• Playoff ban for new opt-in FHSAA members sparks ire

    TAMPA — On April 14, Gov. Rick Scott signed into law an education bill that, in part, established changes to the present structure of the Florida High School Athletic Association, forcing the organization to allow schools to opt-in to membership on a per-sport basis.

    Now the FHSAA — which has been in charge of high school athletics in Florida since 1920 — is fighting back with what some are calling “retaliatory” policies, and state legislators are threatening to take action.

    Before the passage of House Bill 7029, schools were required to be full members of the FHSAA for all the sports in which they competed. The legislation, which goes into effect July 1, states that not only can private schools now join on a per-sport basis, but the FHSAA “may not discourage a private school from simultaneously maintaining membership in another athletic association.”

    Still, in the FHSAA’s application for private school membership for the 2016-17 school year, it provides a chart listing the benefits of “full membership” and “partial membership,” with the latter not including the option of participating in the state playoffs. Essentially, opt-in members will be treated like independent schools, which have to join a secondary athletic association in order to participate in postseason play.

    “That language has never changed going back to 1999,” said Kyle Niblett, FHSAA public relations specialist. “If they’re a partial member, none of their sports can compete in the state playoffs.”

    As far as Rep. Ross Spano is concerned, that policy is in direct violation of the new law.

    “There’s not even the slightest hint of a question in my mind about what their intent is,” said Spano, one of the backers of the law. “From the very beginning, it was clear that their major concern over this bill was the impact it would have on their ability to control and monopolize high school athletes.”

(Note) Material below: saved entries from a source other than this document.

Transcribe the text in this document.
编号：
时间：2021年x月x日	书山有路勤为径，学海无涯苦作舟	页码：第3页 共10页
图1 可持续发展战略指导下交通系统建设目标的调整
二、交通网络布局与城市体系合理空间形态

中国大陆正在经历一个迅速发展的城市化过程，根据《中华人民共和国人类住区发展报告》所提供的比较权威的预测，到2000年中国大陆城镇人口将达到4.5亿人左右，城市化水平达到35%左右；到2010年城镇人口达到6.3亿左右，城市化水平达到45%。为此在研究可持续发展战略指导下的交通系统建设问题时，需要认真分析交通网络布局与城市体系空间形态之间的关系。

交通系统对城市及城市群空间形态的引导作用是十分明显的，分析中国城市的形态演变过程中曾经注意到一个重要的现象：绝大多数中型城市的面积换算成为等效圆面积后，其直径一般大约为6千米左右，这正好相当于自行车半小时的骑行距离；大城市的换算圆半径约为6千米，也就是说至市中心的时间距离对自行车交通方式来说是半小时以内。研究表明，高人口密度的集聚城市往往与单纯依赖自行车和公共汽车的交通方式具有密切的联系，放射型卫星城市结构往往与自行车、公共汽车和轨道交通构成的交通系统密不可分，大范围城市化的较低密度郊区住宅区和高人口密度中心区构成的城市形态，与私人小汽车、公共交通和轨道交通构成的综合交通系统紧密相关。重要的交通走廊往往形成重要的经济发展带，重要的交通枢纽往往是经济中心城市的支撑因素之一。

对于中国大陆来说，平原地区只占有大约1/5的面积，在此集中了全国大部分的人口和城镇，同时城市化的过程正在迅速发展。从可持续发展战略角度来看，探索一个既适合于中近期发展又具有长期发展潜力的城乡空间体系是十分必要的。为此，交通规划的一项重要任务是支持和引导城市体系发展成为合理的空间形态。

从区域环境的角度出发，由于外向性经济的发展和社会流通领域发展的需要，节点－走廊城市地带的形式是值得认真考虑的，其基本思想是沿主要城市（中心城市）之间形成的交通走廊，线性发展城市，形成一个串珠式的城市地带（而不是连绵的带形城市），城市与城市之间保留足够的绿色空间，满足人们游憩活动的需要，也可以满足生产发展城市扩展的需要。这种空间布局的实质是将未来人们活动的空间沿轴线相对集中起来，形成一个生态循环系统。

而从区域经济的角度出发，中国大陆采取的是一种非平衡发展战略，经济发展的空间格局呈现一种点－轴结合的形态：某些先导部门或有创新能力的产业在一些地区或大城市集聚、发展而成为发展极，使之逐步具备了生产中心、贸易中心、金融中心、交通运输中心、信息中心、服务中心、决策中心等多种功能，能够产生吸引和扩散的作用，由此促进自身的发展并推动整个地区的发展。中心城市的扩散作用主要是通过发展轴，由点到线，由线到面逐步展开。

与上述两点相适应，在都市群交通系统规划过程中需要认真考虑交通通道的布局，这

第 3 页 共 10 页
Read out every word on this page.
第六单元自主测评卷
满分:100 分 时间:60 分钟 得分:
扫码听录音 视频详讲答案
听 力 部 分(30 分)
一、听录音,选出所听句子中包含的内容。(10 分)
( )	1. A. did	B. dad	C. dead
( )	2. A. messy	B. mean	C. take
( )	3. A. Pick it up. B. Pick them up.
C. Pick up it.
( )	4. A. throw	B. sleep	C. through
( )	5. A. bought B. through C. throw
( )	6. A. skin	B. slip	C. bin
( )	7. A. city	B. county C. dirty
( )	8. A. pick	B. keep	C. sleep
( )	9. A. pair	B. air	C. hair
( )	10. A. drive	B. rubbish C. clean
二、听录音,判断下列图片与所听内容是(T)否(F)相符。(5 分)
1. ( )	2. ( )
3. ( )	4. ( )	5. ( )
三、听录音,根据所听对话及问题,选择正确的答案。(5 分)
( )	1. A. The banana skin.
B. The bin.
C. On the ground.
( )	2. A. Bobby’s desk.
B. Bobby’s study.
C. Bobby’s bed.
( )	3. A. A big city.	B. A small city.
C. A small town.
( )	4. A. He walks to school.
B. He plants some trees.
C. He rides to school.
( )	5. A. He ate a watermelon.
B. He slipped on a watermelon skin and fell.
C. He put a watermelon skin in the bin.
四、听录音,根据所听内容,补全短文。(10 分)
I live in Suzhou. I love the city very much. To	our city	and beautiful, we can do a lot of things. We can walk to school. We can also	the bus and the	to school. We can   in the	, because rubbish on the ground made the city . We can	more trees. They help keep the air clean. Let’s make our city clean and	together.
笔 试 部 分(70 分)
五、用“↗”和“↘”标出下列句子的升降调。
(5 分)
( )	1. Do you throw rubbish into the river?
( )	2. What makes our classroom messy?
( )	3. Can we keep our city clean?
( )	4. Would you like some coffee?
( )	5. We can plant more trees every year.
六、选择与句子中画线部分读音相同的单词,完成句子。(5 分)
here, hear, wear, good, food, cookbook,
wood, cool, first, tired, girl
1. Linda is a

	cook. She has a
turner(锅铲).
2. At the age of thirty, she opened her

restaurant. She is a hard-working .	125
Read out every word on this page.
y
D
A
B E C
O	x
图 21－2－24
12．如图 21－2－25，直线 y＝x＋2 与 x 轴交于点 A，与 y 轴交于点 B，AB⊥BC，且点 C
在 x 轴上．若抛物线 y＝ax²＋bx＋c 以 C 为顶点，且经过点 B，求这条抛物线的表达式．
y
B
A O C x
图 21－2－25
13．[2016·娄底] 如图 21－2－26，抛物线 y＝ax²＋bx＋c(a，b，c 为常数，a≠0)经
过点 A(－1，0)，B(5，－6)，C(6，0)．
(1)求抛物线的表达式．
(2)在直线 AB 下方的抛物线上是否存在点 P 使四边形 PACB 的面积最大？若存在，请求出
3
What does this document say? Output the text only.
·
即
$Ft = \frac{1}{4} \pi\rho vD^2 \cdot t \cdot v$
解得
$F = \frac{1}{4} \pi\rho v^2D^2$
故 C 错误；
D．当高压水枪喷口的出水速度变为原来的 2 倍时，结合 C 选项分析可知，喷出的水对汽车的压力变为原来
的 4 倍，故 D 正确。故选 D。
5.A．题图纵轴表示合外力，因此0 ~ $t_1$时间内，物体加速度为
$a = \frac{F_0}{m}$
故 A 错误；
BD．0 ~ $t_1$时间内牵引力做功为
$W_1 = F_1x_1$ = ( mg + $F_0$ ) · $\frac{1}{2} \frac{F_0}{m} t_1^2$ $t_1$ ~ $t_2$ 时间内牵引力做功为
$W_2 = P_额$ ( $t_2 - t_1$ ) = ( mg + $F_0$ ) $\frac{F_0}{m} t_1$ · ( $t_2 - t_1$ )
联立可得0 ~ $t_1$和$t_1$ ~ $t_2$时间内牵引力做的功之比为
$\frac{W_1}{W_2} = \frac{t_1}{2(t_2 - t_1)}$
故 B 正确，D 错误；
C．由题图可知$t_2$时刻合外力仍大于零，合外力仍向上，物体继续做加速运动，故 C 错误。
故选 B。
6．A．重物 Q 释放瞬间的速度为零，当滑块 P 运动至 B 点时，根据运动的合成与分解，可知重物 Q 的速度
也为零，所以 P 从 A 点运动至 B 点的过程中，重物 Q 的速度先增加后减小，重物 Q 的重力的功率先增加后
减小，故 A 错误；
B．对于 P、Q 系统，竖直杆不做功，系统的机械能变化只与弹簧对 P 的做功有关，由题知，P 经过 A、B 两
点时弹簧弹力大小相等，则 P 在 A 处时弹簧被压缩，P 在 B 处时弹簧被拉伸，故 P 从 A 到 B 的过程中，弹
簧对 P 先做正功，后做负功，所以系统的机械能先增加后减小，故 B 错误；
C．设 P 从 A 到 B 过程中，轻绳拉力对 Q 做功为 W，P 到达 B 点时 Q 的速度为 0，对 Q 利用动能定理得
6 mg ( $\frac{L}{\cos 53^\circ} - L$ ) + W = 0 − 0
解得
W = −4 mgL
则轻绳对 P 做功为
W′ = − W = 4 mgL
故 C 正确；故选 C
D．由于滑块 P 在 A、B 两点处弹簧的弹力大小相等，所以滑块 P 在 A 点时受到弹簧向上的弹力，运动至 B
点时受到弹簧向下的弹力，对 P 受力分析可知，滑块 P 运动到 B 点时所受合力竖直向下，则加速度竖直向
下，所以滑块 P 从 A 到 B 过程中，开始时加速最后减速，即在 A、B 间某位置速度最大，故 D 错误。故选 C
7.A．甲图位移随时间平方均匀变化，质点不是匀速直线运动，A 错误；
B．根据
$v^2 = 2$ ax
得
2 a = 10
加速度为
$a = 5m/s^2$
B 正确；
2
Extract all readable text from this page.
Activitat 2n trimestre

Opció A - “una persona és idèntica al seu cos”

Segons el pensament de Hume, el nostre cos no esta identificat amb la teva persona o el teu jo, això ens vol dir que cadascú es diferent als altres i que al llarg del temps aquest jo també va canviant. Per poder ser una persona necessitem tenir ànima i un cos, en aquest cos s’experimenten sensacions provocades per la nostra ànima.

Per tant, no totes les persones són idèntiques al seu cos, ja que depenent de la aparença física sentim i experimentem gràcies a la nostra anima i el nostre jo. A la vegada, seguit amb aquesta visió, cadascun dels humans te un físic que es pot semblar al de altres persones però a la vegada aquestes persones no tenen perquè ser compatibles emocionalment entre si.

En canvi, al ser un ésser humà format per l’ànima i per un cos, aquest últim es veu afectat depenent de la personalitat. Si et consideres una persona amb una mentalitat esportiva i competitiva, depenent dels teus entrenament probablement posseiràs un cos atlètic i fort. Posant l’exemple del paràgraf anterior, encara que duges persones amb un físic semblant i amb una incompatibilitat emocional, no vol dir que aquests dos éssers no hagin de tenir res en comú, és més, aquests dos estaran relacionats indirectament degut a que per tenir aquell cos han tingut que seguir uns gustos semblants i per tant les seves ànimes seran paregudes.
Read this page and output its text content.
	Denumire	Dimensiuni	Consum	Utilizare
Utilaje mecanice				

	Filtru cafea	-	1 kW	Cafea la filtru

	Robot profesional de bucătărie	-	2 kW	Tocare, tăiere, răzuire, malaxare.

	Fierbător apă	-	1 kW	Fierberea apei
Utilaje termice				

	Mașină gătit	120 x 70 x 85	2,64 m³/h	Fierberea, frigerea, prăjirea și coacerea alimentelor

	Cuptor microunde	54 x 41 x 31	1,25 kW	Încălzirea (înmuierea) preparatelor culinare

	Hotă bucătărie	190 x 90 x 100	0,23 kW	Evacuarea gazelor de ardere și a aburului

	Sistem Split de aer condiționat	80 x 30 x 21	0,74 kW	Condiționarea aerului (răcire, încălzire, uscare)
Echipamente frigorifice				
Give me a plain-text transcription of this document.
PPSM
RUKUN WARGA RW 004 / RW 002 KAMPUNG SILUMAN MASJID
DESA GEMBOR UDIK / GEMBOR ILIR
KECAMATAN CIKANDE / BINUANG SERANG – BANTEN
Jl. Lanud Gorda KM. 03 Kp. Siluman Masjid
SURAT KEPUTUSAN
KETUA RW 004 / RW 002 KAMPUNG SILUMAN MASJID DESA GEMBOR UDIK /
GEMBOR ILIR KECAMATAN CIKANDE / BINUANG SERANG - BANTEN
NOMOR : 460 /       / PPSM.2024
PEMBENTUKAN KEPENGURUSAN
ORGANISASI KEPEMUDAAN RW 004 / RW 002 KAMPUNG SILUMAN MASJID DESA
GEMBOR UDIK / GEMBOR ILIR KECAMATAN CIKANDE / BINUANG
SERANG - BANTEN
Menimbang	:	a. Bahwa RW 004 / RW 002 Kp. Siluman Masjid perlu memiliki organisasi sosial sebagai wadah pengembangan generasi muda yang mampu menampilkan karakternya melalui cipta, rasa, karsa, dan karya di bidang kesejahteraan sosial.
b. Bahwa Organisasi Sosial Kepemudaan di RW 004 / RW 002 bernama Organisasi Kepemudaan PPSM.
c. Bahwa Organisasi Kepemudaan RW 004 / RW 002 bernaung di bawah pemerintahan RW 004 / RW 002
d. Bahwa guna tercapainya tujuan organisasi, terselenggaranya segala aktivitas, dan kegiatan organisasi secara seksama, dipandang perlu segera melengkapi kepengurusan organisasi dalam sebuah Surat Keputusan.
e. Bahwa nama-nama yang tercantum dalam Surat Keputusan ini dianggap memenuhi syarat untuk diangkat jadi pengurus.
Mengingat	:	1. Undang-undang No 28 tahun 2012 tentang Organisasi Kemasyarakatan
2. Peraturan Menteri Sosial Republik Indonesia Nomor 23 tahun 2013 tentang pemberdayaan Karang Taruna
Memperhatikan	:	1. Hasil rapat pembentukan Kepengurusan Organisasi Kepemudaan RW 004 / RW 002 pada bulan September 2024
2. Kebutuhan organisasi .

    The Sunshine State Athletic Conference was originally formed in 2008 to provide independent schools — mostly charter and private schools that elected not to be in an FHSAA district because of their small size — the opportunity to compete in a football postseason, and it has since grown to include other sports.

    Tampa Bay schools Zephyrhills Christian (girls and boys basketball, football), Bishop McLaughlin (football) and Keswick Christian (football) are members of the organization. And while they are allowed to compete in the SSAC playoffs, the FHSAA grants them no additional games past the 10-game regular season.

    SSAC president Stuart Weiss said he has been to Tallahassee and involved in monitoring potential legislation that would benefit the kind of small private and charter schools his organization represents. They were encouraged by the passage of the legislation, he added, but quickly disappointed by the FHSAA’s interpretation.

    “We just feel that’s unfair. We’ve tried to work within FHSAA. This is not our desire. This is not the way we wanted it to go. But we had to do this to seek fairness for our members,” he said. “Everybody who participates in sports just wants a chance to compete and win something.”

    Spano, a Republican who has represented District 59 (Hillsborough County) since he was elected in 2012, said he initially got involved in supporting the bill at the request of a contact who works closely with the SSAC.

    “When he asked me to run the bill, I said, ‘This sounds like something I can really be passionate about,’ ” Spano said. “I don’t have a problem getting behind an issue where you have the little guys, the little schools, trying to participate in an environment that’s fun and safe.”

    But based on the FHSAA’s response, he said, the concept of fairness has once again been muddled.

    The legislature has been in talks with the FHSAA lately about changing their stance, and Spano said he’s an optimist, hoping for cooperation with the nearly century-old governing body. If that doesn’t happen, though, he said litigation or disbanding the organization could be a consideration.

    “The question is, can we or should we be expected to continue to try over and over and over again to work with an organization that clearly does not respect the authority of the legislature? My answer to that is no,” Spano said. “If they’re not going to work with us in good faith … then we need to go in a different direction.”